In the studies with malarial DPAP1, we provide new evidence that this enzyme quite significantly differs in substrate specificity from mammalian orthologs. In contrast to human and bovine cathepsin C, DPAP1 demonstrates very little preference in the P1 position toward bulky and hydrophobic amino acids of phenylalanine like structure and efficiently hydrolyzes amino acids with long aliphatic side chains with aromatic group at the end (Nle(O-Bzl), Glu(Bzl)) or with basic side chains, Arg and Lys. As a result of library screening studies, we have found that DPAP1 preferentially cleaves the unnatural cyclic amino acid Pip in the P2 position, which is barely tolerated by human orthologs. These results allowed us to design an optimal DPAP1 substrate, Pip-Lys-ACC, for which the k cat/K m values were calculated. With k cat/K m values equal to 6.59 × 105 s−1 M−1 (DPAP1) and 0.96 × 105 s−1 M−1 (cathepsin C), we have demonstrated that this substrate is quite selective toward the malarial ortholog. On the other hand, this might seem quite low given the huge difference in the initial screen. The reason is that DPAP1 is 30–100 times less efficient than cathepsin C using natural amino acid dipeptide substrates, as demonstrated by Wang et al. (2011). It is then apparent that the specificity has been shifted ~100-fold in favor of DPAP1.

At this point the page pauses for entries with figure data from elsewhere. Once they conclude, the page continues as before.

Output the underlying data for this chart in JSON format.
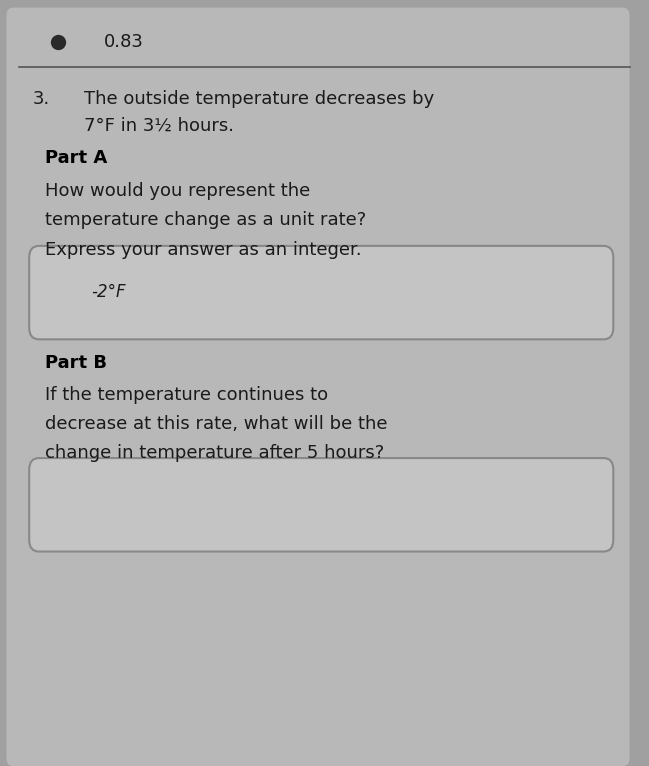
{
  "background_color": "#a0a0a0",
  "panel_color": "#b8b8b8",
  "top_label": "0.83",
  "question_number": "3.",
  "question_line1": "The outside temperature decreases by",
  "question_line2": "7°F in 3½ hours.",
  "part_a_label": "Part A",
  "part_a_line1": "How would you represent the",
  "part_a_line2": "temperature change as a unit rate?",
  "part_a_line3": "Express your answer as an integer.",
  "part_a_answer": "-2°F",
  "part_b_label": "Part B",
  "part_b_line1": "If the temperature continues to",
  "part_b_line2": "decrease at this rate, what will be the",
  "part_b_line3": "change in temperature after 5 hours?",
  "part_b_answer": "",
  "box_bg": "#c4c4c4",
  "box_border": "#888888",
  "text_color": "#1a1a1a",
  "bold_color": "#000000",
  "header_line_color": "#555555",
  "top_dot_color": "#2a2a2a"
}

The analyses presented here focused on the S1 and S2 pockets, but it is also likely that enhanced interactions with natural peptide and protein substrates utilize interactions at the C-terminal side (S′ side) of the scissile bond. Unfortunately, there is no currently available technology to probe the S′ site of aminopeptidases with synthetic substrates.

In conclusion, we have designed and tested for the first time a tailored fluorogenic substrate library containing natural and unnatural amino acids to define the specificity of the active site of human, bovine and malarial cathepsin C. Our results clearly demonstrate very significant differences in the preference for binding of both natural and unnatural amino acids to the S1 and S2 pockets between mammalian and malarial orthologs. The catalytic rates of hydrolysis for substrates with unnatural amino acids designed based on library screening were significantly improved, proving the utility of this approach. For example, for human cathepsin C, we have obtained a substrate that is more than 400 times better in terms of k cat/K m than the commonly used commercial substrate. The observed significant differences in terms of the structure of the substrates between human and malarial orthologs can be used for the design of specific inhibitors or activity-based probes (ABPs). Finally, the methodology used here provides the proof of concept for the application of this library in screening other types of diaminopeptidases or for the direct comparison of enzyme orthologs from different organisms.